Carlyle Brown, censored for writing truthfully
The modern dark age: Close-minded students at the black student association at Texas Wesleyan University have forced the cancellation of a play celebrating the civil rights movement in Mississippi in the 1960s — written by black author Carlyle Brown — because it included realistic dialogue of the time, including the word “nigger”.
Students objected to the use of the n-word in a play that tries to capture the environment of hate and racism of the period. Texas Wesleyan’s Black Student Association declared the reference to be harmful and “triggering.” Calling for a boycott, the Association declared that allowing the play to be heard would “further hurt Black students and possibly students from other marginalized communities.”
The Rambler student newspaper reported that school and theater officials killed the production after a 90-minute campus discussion: “The main concern the students voiced was the ‘triggering’ effect of using the racially explicit word, which is repeated 11 separate times throughout the play, and how it can cause trauma to the black students in the audience.”

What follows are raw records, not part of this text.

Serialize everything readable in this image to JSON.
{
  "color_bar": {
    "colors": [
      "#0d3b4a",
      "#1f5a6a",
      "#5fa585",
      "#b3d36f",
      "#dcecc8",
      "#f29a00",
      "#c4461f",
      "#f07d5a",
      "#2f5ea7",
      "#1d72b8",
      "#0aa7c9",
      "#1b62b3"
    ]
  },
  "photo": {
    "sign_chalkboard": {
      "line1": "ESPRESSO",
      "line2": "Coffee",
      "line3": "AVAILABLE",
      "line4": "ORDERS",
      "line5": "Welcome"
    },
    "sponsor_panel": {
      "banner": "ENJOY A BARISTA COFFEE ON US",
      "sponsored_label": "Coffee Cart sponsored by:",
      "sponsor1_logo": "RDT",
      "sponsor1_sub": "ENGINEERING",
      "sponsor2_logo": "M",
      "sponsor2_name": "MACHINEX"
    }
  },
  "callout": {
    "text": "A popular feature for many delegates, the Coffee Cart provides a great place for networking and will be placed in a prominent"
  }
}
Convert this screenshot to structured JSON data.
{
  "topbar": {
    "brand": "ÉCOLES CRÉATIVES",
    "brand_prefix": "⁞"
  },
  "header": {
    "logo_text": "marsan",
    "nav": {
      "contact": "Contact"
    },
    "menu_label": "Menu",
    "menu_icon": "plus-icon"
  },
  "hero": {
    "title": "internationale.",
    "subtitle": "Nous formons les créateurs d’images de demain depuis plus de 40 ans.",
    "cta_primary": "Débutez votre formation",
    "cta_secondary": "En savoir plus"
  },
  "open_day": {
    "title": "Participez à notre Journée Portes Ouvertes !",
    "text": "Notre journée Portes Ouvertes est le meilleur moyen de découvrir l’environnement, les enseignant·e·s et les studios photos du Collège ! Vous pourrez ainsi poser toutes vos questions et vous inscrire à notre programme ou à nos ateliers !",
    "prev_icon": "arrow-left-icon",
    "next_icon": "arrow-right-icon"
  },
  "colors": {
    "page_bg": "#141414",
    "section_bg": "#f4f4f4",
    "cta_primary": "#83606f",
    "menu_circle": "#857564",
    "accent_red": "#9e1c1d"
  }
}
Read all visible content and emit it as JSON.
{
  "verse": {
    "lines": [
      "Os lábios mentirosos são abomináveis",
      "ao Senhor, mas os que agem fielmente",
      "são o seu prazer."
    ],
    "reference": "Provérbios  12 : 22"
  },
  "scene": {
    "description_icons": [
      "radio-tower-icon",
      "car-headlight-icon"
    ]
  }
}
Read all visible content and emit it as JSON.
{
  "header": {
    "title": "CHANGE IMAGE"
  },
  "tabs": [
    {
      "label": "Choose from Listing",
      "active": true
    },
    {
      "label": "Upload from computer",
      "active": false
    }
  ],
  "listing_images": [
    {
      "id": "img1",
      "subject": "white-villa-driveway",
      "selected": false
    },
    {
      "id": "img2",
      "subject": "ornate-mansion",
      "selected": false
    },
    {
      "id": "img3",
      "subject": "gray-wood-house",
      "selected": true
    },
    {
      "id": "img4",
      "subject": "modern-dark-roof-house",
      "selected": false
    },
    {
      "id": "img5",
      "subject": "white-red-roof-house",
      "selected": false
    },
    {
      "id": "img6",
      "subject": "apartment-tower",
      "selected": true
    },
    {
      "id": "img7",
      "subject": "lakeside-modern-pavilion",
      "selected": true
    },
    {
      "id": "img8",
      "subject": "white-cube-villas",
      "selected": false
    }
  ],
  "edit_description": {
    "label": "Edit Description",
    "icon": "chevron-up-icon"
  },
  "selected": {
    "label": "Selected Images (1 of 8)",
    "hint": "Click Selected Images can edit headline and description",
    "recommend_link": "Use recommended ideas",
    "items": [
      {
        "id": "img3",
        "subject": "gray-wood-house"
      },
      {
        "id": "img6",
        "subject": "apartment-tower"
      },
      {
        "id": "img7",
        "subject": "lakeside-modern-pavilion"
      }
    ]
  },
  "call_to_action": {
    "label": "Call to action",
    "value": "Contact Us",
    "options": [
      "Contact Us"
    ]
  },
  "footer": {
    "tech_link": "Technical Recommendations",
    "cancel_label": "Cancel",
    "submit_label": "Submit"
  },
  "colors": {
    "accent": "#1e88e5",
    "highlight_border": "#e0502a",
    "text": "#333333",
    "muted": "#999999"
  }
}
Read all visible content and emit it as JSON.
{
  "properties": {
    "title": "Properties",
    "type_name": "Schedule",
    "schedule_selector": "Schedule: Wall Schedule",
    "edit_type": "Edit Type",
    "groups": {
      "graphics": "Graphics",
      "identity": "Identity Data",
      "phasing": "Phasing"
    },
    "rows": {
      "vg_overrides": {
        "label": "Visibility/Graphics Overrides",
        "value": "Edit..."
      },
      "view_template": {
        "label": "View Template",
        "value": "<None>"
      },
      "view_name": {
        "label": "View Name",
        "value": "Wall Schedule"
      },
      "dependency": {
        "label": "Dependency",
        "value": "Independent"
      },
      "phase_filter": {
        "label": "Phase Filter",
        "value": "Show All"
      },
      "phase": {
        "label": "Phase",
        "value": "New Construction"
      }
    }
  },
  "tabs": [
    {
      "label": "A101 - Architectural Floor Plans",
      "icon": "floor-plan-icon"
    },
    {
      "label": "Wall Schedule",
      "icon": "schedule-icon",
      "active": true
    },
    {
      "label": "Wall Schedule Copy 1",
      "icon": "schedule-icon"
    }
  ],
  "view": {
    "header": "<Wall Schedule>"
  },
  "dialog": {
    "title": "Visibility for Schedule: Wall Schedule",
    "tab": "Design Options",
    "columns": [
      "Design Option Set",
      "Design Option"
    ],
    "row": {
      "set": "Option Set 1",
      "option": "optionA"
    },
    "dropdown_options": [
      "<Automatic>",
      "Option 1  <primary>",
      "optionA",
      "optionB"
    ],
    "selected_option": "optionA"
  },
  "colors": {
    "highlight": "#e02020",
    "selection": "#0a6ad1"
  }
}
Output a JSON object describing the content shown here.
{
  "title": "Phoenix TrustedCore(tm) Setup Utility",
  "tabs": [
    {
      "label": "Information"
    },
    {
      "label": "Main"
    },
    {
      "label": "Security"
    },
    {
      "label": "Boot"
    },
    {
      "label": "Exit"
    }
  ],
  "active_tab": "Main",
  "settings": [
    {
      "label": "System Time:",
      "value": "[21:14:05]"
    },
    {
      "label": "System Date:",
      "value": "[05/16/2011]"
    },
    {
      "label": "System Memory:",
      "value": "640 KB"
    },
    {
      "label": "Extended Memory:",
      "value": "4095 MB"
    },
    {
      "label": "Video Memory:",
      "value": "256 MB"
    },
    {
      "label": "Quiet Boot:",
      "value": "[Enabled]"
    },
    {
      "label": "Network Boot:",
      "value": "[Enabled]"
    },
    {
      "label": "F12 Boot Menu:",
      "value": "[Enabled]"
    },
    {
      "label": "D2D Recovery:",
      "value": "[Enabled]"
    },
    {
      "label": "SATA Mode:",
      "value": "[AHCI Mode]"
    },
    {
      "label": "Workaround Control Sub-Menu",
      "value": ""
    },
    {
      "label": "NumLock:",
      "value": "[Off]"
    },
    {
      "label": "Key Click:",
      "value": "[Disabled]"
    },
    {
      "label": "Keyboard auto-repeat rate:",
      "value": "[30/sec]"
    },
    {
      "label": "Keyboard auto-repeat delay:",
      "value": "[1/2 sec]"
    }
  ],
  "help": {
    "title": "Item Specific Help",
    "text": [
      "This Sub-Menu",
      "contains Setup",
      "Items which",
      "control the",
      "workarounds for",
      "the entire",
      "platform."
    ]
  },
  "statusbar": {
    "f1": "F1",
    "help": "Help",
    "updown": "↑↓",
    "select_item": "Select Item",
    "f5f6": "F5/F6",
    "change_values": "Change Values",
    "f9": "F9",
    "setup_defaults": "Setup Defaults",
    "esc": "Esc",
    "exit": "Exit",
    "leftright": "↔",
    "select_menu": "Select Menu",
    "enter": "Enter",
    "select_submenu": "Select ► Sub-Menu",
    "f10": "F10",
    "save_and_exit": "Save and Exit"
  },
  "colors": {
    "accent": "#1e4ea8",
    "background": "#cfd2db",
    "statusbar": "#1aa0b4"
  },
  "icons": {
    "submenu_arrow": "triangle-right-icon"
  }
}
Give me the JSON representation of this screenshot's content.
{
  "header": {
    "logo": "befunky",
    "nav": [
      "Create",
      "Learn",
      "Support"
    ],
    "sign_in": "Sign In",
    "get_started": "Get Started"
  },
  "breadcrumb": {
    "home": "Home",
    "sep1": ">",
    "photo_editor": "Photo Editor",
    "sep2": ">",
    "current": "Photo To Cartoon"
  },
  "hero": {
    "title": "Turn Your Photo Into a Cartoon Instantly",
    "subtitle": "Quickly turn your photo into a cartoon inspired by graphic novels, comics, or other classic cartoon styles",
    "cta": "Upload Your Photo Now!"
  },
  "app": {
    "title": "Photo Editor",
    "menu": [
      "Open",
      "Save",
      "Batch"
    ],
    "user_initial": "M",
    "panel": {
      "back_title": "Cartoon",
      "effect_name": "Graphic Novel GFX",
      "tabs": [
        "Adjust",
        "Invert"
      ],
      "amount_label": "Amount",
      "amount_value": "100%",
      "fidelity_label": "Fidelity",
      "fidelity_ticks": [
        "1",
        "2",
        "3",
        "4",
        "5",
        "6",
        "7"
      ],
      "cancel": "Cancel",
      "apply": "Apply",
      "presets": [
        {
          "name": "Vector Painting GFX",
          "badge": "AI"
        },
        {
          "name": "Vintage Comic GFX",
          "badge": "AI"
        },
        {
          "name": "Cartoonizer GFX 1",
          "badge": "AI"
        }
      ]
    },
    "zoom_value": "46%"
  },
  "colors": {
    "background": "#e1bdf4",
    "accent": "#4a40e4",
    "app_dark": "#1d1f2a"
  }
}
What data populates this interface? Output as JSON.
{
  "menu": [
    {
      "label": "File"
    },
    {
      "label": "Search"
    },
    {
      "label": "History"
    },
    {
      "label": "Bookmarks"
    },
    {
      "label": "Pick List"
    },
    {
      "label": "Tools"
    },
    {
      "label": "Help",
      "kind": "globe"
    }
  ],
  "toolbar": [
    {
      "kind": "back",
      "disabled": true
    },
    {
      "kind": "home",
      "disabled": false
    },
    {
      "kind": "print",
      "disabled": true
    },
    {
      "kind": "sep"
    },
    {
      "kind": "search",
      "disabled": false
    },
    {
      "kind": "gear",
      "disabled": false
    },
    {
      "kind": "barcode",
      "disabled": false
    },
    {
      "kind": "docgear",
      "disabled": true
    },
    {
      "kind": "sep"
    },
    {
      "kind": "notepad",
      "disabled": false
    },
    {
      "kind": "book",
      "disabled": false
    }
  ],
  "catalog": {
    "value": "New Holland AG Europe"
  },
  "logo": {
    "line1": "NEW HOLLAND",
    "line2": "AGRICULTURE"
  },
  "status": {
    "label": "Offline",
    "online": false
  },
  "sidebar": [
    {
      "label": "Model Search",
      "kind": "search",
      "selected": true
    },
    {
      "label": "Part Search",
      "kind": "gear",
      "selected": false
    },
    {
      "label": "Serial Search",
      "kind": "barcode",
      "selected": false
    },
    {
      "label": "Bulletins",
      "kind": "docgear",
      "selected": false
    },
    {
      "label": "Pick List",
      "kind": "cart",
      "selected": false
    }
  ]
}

The play, Down in Mississippi, can be read here [pdf]. From the play’s summary:
Three college students—a black man, a white woman, and a white man—travel to the dangerous world of Mississippi in 1964 to register Negro voters. Along the way, they discover that before they can change the world, they will have to change themselves. DOWN IN MISSISSIPPI is a celebration of a movement that gave birth to the Civil Rights Act of 1964 and the Voting Rights Act of 1965.
Sounds good, eh? Well, that ain’t good enough for the modern black student. Nope, they must be protected from any words that might hurt their feelings or make them uncomfortable, even if those words celebrate their freedom and the defeat of racism and oppression.
This story leaves me somewhat speechless. If university officials can not even defend a play like this from censorship and blacklisting, then we are truly headed for a dark age so dark that human civilization will not recover for a thousand years. The image of Brown above is a screen capture from that 90-minute campus discussion, which he attended by video. You can watch a selection of clips from that session here. His reaction to the students’ intolerance:
“I didn’t write that to trigger you. I feel insulted that you feel like I intentionally meant to, being a black man, be dismissive of black people. I’m really sad that you would assume that.”
“If there’s going to be a future, yeah, you have to heal, but you young people are the ones who need to take the mantle. And so maybe you should be less fragile. And try to listen to what your former generations are trying to teach you for the well good being of all of us,” Carlyle Brown said.
The students however didn’t listen and didn’t want to learn. Instead, they decided that they were too fragile for honest words, and would rather seep themselves in ignorance. And school officials went along with this foolishness.